Types and Management of Supraventricular Tachycardia (SVT)
Supraventricular tachycardia encompasses eight distinct types that originate above the ventricles, with catheter ablation being the most effective long-term management strategy for most symptomatic recurrent forms. 1, 2
The Eight Types of SVT
Atrioventricular Nodal Reentrant Tachycardia (AVNRT)
- Most common form of SVT (50-60% of cases)
- Involves dual pathways within the AV node
- Typically presents with sudden onset/offset of symptoms
Atrioventricular Reentrant Tachycardia (AVRT)
- Involves an accessory pathway between atria and ventricles
- Includes Wolff-Parkinson-White syndrome (pre-excitation)
- Orthodromic (narrow QRS) or antidromic (wide QRS) variants
Atrial Tachycardia (AT)
- Focal or microreentrant mechanism in atrial tissue
- Can be automatic, triggered, or reentrant
- Often seen after atrial fibrillation ablation
Sinus Tachycardia
- Appropriate (physiologic) response to exercise/stress
- Inappropriate sinus tachycardia (IST) - abnormal elevation at rest
Sinus Nodal Reentry Tachycardia
- Reentry circuit within or near the sinus node
- Relatively uncommon form of SVT
Junctional Ectopic Tachycardia
- Originates from the AV junction
- More common in pediatric population or after cardiac surgery
Atrial Flutter
- Macro-reentrant circuit in atrium (typically right)

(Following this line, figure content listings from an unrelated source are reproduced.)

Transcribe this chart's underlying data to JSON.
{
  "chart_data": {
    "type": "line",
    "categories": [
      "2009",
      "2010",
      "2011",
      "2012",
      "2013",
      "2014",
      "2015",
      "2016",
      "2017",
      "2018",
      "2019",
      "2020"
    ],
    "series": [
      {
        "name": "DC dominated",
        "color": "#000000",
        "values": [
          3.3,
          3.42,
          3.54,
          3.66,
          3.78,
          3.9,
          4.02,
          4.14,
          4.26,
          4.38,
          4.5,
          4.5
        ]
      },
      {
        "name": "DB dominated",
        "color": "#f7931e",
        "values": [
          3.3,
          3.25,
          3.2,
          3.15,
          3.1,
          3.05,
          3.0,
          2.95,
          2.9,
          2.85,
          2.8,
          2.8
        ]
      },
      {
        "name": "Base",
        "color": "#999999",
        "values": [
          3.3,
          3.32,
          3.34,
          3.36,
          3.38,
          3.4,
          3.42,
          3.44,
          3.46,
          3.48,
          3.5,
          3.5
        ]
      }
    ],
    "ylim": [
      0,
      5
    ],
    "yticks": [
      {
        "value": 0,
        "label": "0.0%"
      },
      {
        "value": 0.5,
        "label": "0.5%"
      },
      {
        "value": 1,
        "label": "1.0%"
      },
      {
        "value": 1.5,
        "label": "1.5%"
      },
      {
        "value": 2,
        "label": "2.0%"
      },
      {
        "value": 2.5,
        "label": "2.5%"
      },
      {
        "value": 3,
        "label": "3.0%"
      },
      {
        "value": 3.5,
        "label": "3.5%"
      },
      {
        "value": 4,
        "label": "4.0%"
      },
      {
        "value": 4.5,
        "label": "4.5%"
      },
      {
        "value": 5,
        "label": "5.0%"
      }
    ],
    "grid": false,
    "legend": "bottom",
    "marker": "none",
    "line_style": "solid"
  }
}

- Typical (counterclockwise) or atypical variants
- Regular "sawtooth" pattern on ECG
Multifocal Atrial Tachycardia
- Multiple atrial foci firing
- Irregular rhythm with ≥3 different P wave morphologies
- Often associated with pulmonary disease
Acute Management Algorithm
Step 1: Assess Hemodynamic Stability
- If unstable (hypotension, altered mental status, chest pain, heart failure):
Step 2: For Stable Patients
Vagal Maneuvers (first-line)
- Modified Valsalva maneuver (43% effective) 2
- Carotid sinus massage (in appropriate patients)
If vagal maneuvers fail, administer Adenosine IV
If adenosine fails:
- IV calcium channel blockers (diltiazem, verapamil) OR
- IV beta-blockers (metoprolol, esmolol)
- If still unsuccessful: synchronized cardioversion 1
Long-Term Management
First-Line Therapy
- Catheter ablation (94-98% success rate) 2
- Recommended for recurrent, symptomatic SVT
- Especially for AVNRT, AVRT, and focal AT
- Curative in most cases with low complication rate
Pharmacologic Options (if ablation declined/contraindicated)
AV nodal blocking agents:
- Beta-blockers (metoprolol, propranolol)
- Calcium channel blockers (diltiazem, verapamil)
Antiarrhythmic medications:
- Class IC: Flecainide, propafenone (in structurally normal hearts)
- Class III: Sotalol, amiodarone (reserved for refractory cases)
"Pill-in-pocket" approach 1, 4
- Single-dose oral medication taken at arrhythmia onset
- Option for infrequent, well-tolerated episodes
- Diltiazem/propranolol combination or flecainide
Special Considerations
Pregnancy
Acute management:
- Vagal maneuvers first
- Adenosine if needed (safe in pregnancy)
Chronic management: 1
- Beta-blockers (metoprolol, propranolol)
- Calcium channel blockers (verapamil)
- Ablation with minimal radiation if drug-refractory
Wolff-Parkinson-White Syndrome
- Higher risk of sudden cardiac death
- Catheter ablation strongly recommended
- Avoid AV nodal blockers alone (may accelerate conduction through accessory pathway)
Wide-Complex SVT
- May represent SVT with aberrancy or pre-excitation
- If uncertain, treat as ventricular tachycardia 1
- Diagnostic features of SVT with aberrancy:
- RS interval <100ms in precordial leads
- AV dissociation absent
- Typical BBB morphology
Pitfalls to Avoid
Misdiagnosing SVT as sinus tachycardia
- Look for abrupt onset/offset and P wave morphology
Using verapamil/diltiazem in wide-complex tachycardias of uncertain origin
- May cause hemodynamic collapse in VT 1
Failing to recognize pre-excitation
- Delta waves may be subtle
- Avoid AV nodal blockers alone in WPW
Overlooking underlying causes
- Thyroid disease, anemia, infection, heart failure
- Electrolyte abnormalities
Delaying referral for definitive treatment
Shared decision-making is essential when determining the optimal management strategy, considering the patient's preferences, frequency of episodes, symptom severity, and quality of life impact 1.